Ao invés de focar nos setores essenciais com efetividade e maior eficiência, o Estado brasileiro tende ao gigantismo e à interferência em todos os setores da vida nacional. Nas palavras de Margaret Thatcher, “precisa-se de um Estado pequeno e forte, e o que me parece é o que vocês têm no Brasil é exatamente o inverso, ou seja, um Estado grande e fraco”. E isso abre brechas que explicam nosso subdesenvolvimento: é nesse gigantismo que corporações se agarram a benefícios e tratamentos “diferenciados” que são pagos pelo resto da sociedade. É assim que a produtividade geral do País, pouco a pouco, vai se esfarelando. Uma década perdida não se faz com azar, mas sim com péssimas instituições.

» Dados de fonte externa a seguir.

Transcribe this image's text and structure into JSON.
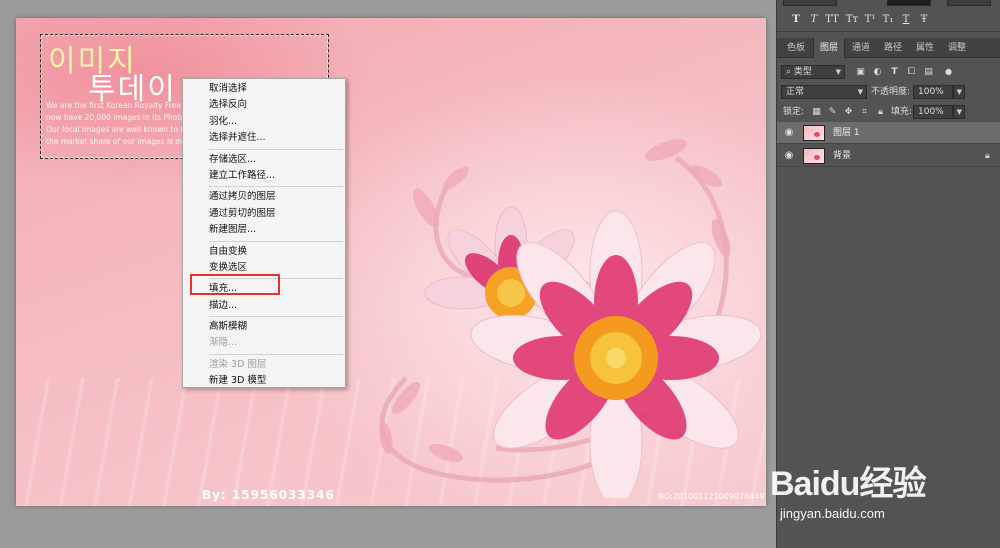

A crise da Nova Matriz Econômica de Dilma Rousseff, por exemplo, mostrou como empresas estatais são facilmente capturadas pelo Poder Político e servem a propósitos eleitoreiros, como a Petrobrás e a Eletrobrás foram. Já a falta de autonomia do Banco Central, à época, permitiu o mesmo fenômeno com a taxa básica de juros: canetadas fiscalmente irresponsáveis, mas com ótimos dividendos políticos. Já a greve dos caminhoneiros remonta a uma história de alguns anos antes: as linhas de crédito subsidiadas (leia-se: “pagas pelo resto da sociedade”) para comprar caminhões e que, em 2018, iriam culminar num aumento artificial do número de caminhoneiros para o tanto de demanda por carga, o que derrubou o frete pela lei de oferta e demanda. E, a cada dia que as reformas econômicas atrasam, mais um dia de corporativismo, privilégios e ineficiência triunfam no Brasil. O resultado da pandemia foi juntar todos esses fatores e estressar os cenários.

Não existe receita simples, rápida ou mágica. Os voos de galinha continuarão ser constantes na história do Brasil enquanto nossas instituições favorecerem os favores políticos em detrimento da concorrência; enquanto favorecerem a proteção de corporações do Estado em detrimento do cidadão pagador de impostos; enquanto favorecerem desembargadores com “auxílio iPhone” em detrimento do aluno da rede pública de educação sem acesso à Internet para assistir aulas. Essa será só mais uma década perdida – dentre as tantas que ainda podem vir – se não remodelarmos nossas instituições.